For the past two years I've lived with chronic pain. From the moment I wake, every day’s the same. The same relentless agony, the repetitive swallowing of painkillers and the same despair that this could be it for life.
I’m not talking the usual bothersome headache or uncomfortable niggle – that would actually be a relief. I’m talking searing, burning pain. Pain that flares up and is often unbearable. A pain that no one else would understand unless they’d experienced it themselves.
To put it into perspective, on a scale of one to 10 (10 being the worst), most days my pain averages a six. On a bad day it can reach up to a nine and, on occasion, it reaches a 10. Those are the days I can hardly get out of bed, let alone move.
Diagnosed with a back injury, I initially visited numerous chiropractors, physios and doctors in search of a resolution. While subsequent surgery relieved one minor problem, it then caused another. I’m now waiting to see a chronic pain specialist to determine my next steps.
Diagnosed with a back injury, I initially visited numerous chiropractors, physios and doctors in search of a resolution.
But my pain hasn’t only affected me physically, it’s significantly affected my mental health too, not to mention my ability to parent.
As a mum to two active boys, aged four and nine, life is constantly busy. There’s noise, action and lots of demands. Pain has no place in their schedules. The show must go on. Consequently, so must I.
I try to avoid my boys seeing how much pain I’m in, so I battle on. I concertina myself in and out of the car for obligatory school and social commitments, I’m on the sidelines at sport gritting my teeth from standing so long.
I regularly attend the gym because, even if my workouts are considerably moderate, I want to model healthy behaviours. Similarly, I never want to show weakness and so never say ‘’no or ‘help’ when, really, I should.
But, I’m far from alone in my suffering.
According to Pain Australia, around 3.4 million Australians are currently living with chronic pain - that is, a pain that lasts for longer than three months. Statistics show that suicide rates amongst pain sufferers are two to three times higher than the general population. Similarly, anxiety and depression levels are an issue.
According to Pain Australia, around 3.4 million Australians are currently living with chronic pain - that is, a pain that lasts for longer than three months.
On days when the pain is bad, my patience and tolerance are low. I fight back tears and frustration and wish I could just walk away. The boys’ fighting and whining are akin to smashing a hammer into my head. As I hobble past them to fulfil another demand, I feel my temper rise.
Why can’t they see I’m in pain? Why don’t they offer to help?
It rarely takes long before the boil over hits. I scream, shout, sob and collapse. I demonstrate a moment of weakness and turn into the person I don’t want to be. Then the inevitable mum guilt kicks in and I beat myself up more. I’m in a perpetual cycle.
“Our brain and body are connected so our physical health affects our mental health and vice versa,” says Wellbeing psychologist, Marny Lishman. “Pain specifically impacts mental health because the brain turns on pain to get our attention, either because there’s an injury or because of other unresolved (physical or often, psychological) issues.

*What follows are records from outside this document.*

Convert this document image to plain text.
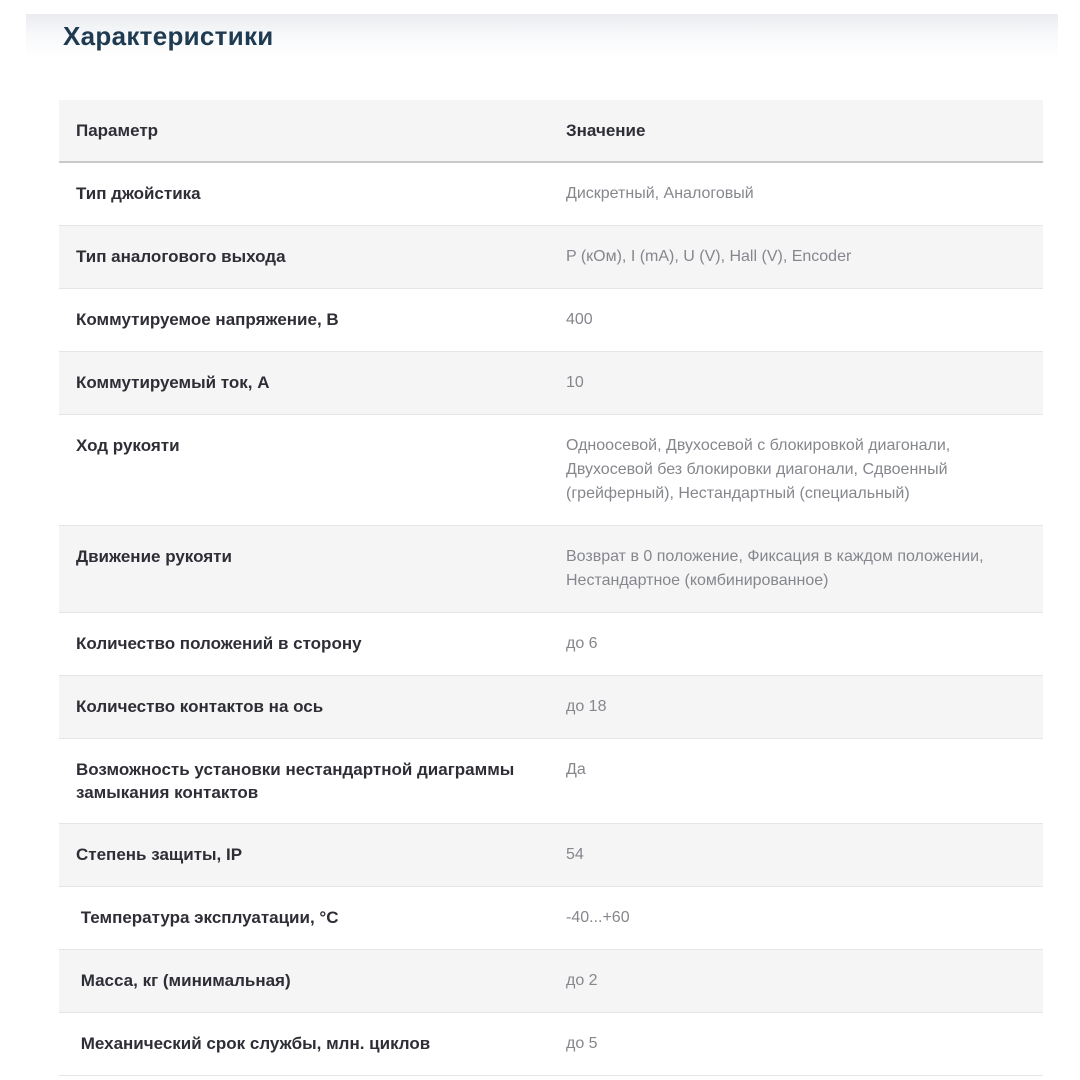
Характеристики
Параметр	Значение
Тип джойстика	Дискретный, Аналоговый
Тип аналогового выхода	P (кОм), I (mA), U (V), Hall (V), Encoder
Коммутируемое напряжение, В	400
Коммутируемый ток, А	10
Ход рукояти	Одноосевой, Двухосевой с блокировкой диагонали, Двухосевой без блокировки диагонали, Сдвоенный (грейферный), Нестандартный (специальный)
Движение рукояти	Возврат в 0 положение, Фиксация в каждом положении, Нестандартное (комбинированное)
Количество положений в сторону	до 6
Количество контактов на ось	до 18
Возможность установки нестандартной диаграммы замыкания контактов	Да
Степень защиты, IP	54
Температура эксплуатации, °C	-40...+60
Масса, кг (минимальная)	до 2
Механический срок службы, млн. циклов	до 5
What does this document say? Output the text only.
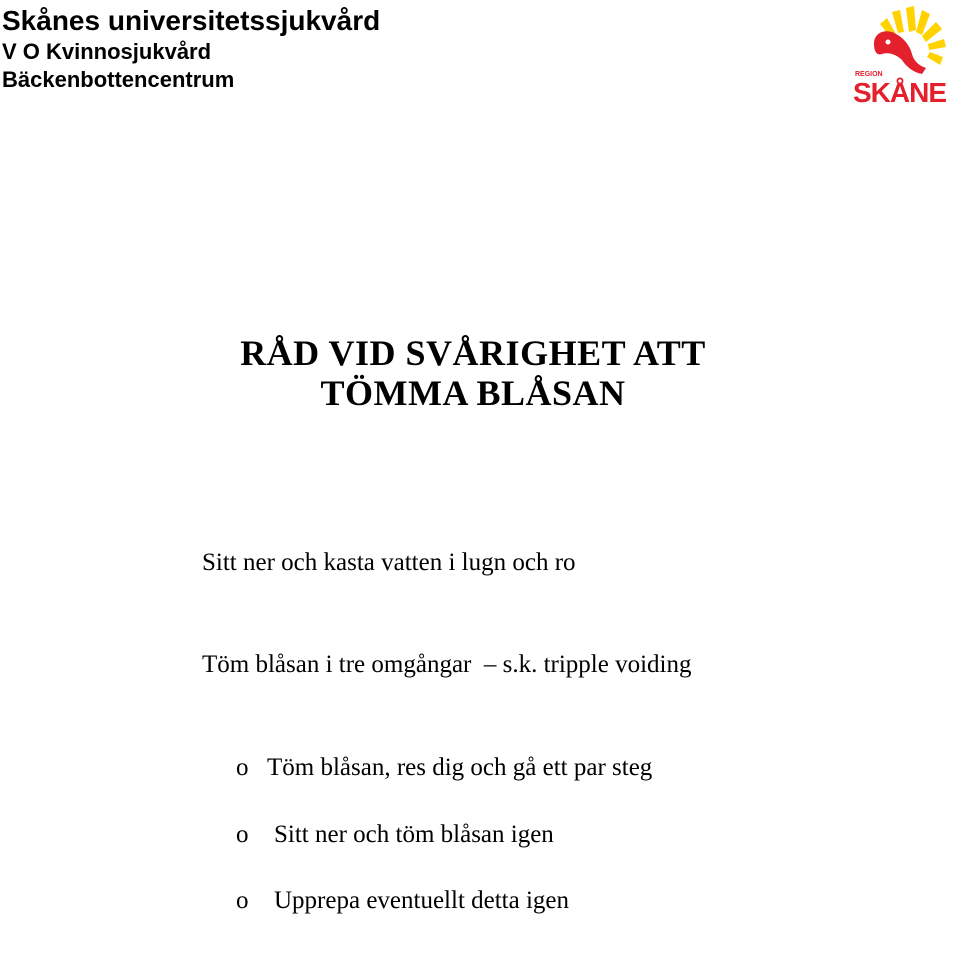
Skånes universitetssjukvård
V O Kvinnosjukvård
Bäckenbottencentrum	REGION
SKÅNE
RÅD VID SVÅRIGHET ATT
TÖMMA BLÅSAN
Sitt ner och kasta vatten i lugn och ro
Töm blåsan i tre omgångar  – s.k. tripple voiding

o

Töm blåsan, res dig och gå ett par steg

o

Sitt ner och töm blåsan igen

o

Upprepa eventuellt detta igen
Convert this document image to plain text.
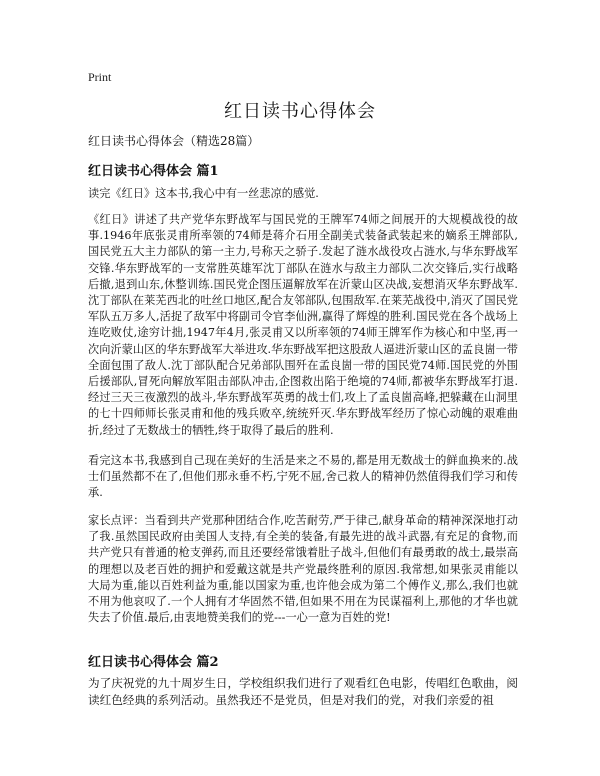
Print
红日读书心得体会
红日读书心得体会（精选28篇）
红日读书心得体会 篇1

读完《红日》这本书,我心中有一丝悲凉的感觉.

《红日》讲述了共产党华东野战军与国民党的王牌军74师之间展开的大规模战役的故事.1946年底张灵甫所率领的74师是蒋介石用全副美式装备武装起来的嫡系王牌部队,国民党五大主力部队的第一主力,号称天之骄子.发起了涟水战役攻占涟水,与华东野战军交锋.华东野战军的一支常胜英雄军沈丁部队在涟水与敌主力部队二次交锋后,实行战略后撤,退到山东,休整训练.国民党企图压逼解放军在沂蒙山区决战,妄想消灭华东野战军.沈丁部队在莱芜西北的吐丝口地区,配合友邻部队,包围敌军.在莱芜战役中,消灭了国民党军队五万多人,活捉了敌军中将副司令官李仙洲,赢得了辉煌的胜利.国民党在各个战场上连吃败仗,途穷计拙,1947年4月,张灵甫又以所率领的74师王牌军作为核心和中坚,再一次向沂蒙山区的华东野战军大举进攻.华东野战军把这股敌人逼进沂蒙山区的孟良崮一带全面包围了敌人.沈丁部队配合兄弟部队围歼在孟良崮一带的国民党74师.国民党的外围后援部队,冒死向解放军阻击部队冲击,企图救出陷于绝境的74师,都被华东野战军打退.经过三天三夜激烈的战斗,华东野战军英勇的战士们,攻上了孟良崮高峰,把躲藏在山洞里的七十四师师长张灵甫和他的残兵败卒,统统歼灭.华东野战军经历了惊心动魄的艰难曲折,经过了无数战士的牺牲,终于取得了最后的胜利.

看完这本书,我感到自己现在美好的生活是来之不易的,都是用无数战士的鲜血换来的.战士们虽然都不在了,但他们那永垂不朽,宁死不屈,舍己救人的精神仍然值得我们学习和传承.

家长点评：当看到共产党那种团结合作,吃苦耐劳,严于律己,献身革命的精神深深地打动了我.虽然国民政府由美国人支持,有全美的装备,有最先进的战斗武器,有充足的食物,而共产党只有普通的枪支弹药,而且还要经常饿着肚子战斗,但他们有最勇敢的战士,最崇高的理想以及老百姓的拥护和爱戴这就是共产党最终胜利的原因.我常想,如果张灵甫能以大局为重,能以百姓利益为重,能以国家为重,也许他会成为第二个傅作义,那么,我们也就不用为他哀叹了.一个人拥有才华固然不错,但如果不用在为民谋福利上,那他的才华也就失去了价值.最后,由衷地赞美我们的党---一心一意为百姓的党!

红日读书心得体会 篇2

为了庆祝党的九十周岁生日，学校组织我们进行了观看红色电影，传唱红色歌曲，阅读红色经典的系列活动。虽然我还不是党员，但是对我们的党，对我们亲爱的祖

"When someone’s in pain their stress response is on, so they’re in fight or flight response a lot of the time.”
Lishman notes that ongoing pain is extremely distressing and very stressful. Trying to continue with our daily lives and duties, while in pain, can lead to further fatigue, stress and increased pain.
“Pain can limit all areas of our lives because the brain almost wants you to slow down and heal,” says Lishman. “It means that we start avoiding things and staying in our comfort zones, but this is difficult because people still have to get on with their life.”
Lishman notes that stress relief is crucial in any sort of pain management program, whether it’s through mindfulness, meditation, distraction, exercise or social support.
I’m willing to try anything to overcome my pain or at least manage it in the best ways I can.
I’m willing to try anything to overcome my pain or at least manage it in the best ways I can. In an ideal world, my pain will get resolved and I’ll return to life as I previously knew it. No limitations will be holding me back.
In the meantime, I’ll continue to smile for the sake of my sons. They’re my reason for pushing through. I owe it to them to keep up the fight so I can be the best mum I can be.